Luckily there is FFmpeg which claims to be ‘a complete, cross-platform solution to record, convert and stream audio and video’. It is, indeed, capable to decode almost any audio encoding known to man from about any container. Additionally, it also contains tools to filter, manipulate, resample, stretch, … audio. FFmpeg is a must-have when working with audio. It would be ideal to have FFmpeg running in a browser…
Thanks to WebAssembly ffmpeg can be compiled for use in the browser. There have been effortstoget ffmpeg working in the browser. These efforts have been focusing on the complete ffmpeg suite. Now I have prepared an audio focused ffmpeg build for the web based on these efforts. I have selected only audio parts which makes the resulting .wasm binary four to five times smaller (from ~20MB to ~5MB). I also provided a simplified Javascript wrapper. The project brings audio decoding to the browser but also audio filtering, transcoding, pitch-shifting, sample rate conversions, audio channel manipulation, and so forth. It is also capable to extract audio streams from video container formats.
Next to the pure functionality of ffmpeg there are general advantages to run audio analysis software in the browser at client-side:
Ease-of-use: no software needs to be installed. The runtime comes with a compatible browser.
Privacy: Since media files are not transferred it is impossible for the system running the service to make unauthorised copies of these files. There is no need to trust the service since all processing happens locally, in the browser.

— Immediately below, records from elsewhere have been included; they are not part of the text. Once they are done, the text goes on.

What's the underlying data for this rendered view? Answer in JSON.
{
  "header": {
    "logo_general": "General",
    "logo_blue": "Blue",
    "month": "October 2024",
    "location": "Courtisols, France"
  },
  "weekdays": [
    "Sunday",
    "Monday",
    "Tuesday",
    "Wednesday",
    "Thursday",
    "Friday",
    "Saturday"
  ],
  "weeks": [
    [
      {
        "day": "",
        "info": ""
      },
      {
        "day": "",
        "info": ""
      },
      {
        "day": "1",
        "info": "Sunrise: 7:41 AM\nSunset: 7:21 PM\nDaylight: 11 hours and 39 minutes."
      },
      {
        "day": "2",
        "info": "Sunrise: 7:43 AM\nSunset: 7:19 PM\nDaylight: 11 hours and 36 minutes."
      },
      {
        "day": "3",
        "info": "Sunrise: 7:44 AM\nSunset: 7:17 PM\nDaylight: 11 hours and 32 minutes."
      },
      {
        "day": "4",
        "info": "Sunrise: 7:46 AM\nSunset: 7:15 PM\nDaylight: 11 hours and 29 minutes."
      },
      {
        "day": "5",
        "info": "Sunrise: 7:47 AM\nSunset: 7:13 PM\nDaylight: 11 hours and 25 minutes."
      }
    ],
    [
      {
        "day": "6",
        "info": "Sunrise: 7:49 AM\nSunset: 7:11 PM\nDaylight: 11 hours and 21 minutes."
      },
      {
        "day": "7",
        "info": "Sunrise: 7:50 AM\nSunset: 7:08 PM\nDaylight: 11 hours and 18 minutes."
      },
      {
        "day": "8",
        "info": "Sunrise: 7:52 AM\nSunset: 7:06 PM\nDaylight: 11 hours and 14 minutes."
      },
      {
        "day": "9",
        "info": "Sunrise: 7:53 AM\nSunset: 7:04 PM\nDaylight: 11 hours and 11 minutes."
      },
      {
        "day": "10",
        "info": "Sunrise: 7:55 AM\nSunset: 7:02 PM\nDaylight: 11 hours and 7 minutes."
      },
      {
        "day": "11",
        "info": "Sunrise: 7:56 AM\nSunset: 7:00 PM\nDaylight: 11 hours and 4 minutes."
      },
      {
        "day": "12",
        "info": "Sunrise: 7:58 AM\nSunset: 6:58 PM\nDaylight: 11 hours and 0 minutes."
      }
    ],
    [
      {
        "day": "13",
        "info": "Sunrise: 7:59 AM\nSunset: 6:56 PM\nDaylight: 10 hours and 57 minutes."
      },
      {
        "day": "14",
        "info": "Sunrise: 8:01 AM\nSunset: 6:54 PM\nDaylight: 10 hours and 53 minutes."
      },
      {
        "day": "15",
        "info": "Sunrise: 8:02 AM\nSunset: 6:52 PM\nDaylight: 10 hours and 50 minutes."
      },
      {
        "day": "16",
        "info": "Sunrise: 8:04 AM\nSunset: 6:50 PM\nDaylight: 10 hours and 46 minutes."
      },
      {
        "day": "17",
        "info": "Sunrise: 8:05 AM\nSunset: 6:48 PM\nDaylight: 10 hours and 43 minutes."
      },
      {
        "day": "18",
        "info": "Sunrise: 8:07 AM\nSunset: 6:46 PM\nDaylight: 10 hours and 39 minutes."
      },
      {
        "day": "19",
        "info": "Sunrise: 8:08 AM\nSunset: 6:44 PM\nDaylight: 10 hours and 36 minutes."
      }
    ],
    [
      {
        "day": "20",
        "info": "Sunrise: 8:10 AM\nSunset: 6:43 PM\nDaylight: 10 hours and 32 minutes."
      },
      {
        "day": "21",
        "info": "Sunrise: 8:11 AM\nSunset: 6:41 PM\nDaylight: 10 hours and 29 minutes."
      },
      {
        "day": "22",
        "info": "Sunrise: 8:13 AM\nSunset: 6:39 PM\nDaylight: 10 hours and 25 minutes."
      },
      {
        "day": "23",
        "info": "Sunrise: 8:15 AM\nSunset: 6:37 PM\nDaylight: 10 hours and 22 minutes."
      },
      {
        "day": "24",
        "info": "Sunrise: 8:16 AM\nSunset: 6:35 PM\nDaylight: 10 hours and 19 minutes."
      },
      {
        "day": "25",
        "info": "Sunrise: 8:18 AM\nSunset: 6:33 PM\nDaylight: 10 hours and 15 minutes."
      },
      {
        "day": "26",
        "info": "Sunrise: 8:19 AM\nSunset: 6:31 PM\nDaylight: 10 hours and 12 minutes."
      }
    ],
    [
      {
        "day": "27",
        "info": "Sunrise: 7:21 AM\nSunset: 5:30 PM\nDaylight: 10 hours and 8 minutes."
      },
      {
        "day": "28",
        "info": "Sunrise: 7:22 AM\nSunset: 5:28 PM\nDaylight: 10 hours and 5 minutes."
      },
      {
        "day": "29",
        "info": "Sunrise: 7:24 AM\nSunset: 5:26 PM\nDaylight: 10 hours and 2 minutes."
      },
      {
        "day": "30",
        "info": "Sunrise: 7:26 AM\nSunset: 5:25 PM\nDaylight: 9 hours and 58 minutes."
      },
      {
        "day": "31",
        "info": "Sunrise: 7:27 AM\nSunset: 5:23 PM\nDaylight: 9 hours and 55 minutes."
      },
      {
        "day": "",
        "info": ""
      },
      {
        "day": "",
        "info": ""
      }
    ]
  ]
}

Speed: Downloading and especially uploading large media files takes a while. When files are kept locally, processing can start immediately and no time is wasted sending bytes over the internet. This results in a snappy user experience.
Computational load: the computational load of transcoding is distributed over the clients and not centralised on a (single) server. The server does not do any computing and only serves static files, so it can handle as many concurrent clients as its bandwidth allows.
PFFFT is a small, pretty fast FFT library programmed in C with a BSD-like license. I have taken it upon myself to compile a WebAssembly version of PFFFT to make it available for browsers and node.js environments. It is called pffft.wasm and available on GitHub.
The pffft.wasm library comes in two flavours. One is compiled with SIMD instructions while the other comes without these instructions. SIMD stands for ‘single instruction, multiple data’ and does what it advertises: in a single step it processes multiple datapoints. The aim of SIMD is to make calculations several times faster. Especially for workloads where the same calculations are repeated over and over again on similar data, SIMD optimisation is relevant. FFT calculation is such a workload.
Evidently the SIMD version is much faster but there is no need to take my word for it. Below you can benchmark the SIMD version of pffft.wasm and compare it with the non-SIMD version on your machine. A pure Javascript FFT library called FFT.js serves as a baseline.
When running the same benchmark on Firefox and on Chrome it becomes clear that FFT.js on Chrome is about twice as fast thanks to its superior Javascript engine for this workload. The performance of the WebAssembly versions in Chrome and Firefox is nearly identical. Safari unfortunately does not (yet) support SIMD WebAssembly binaries and fails to complete the benchmark.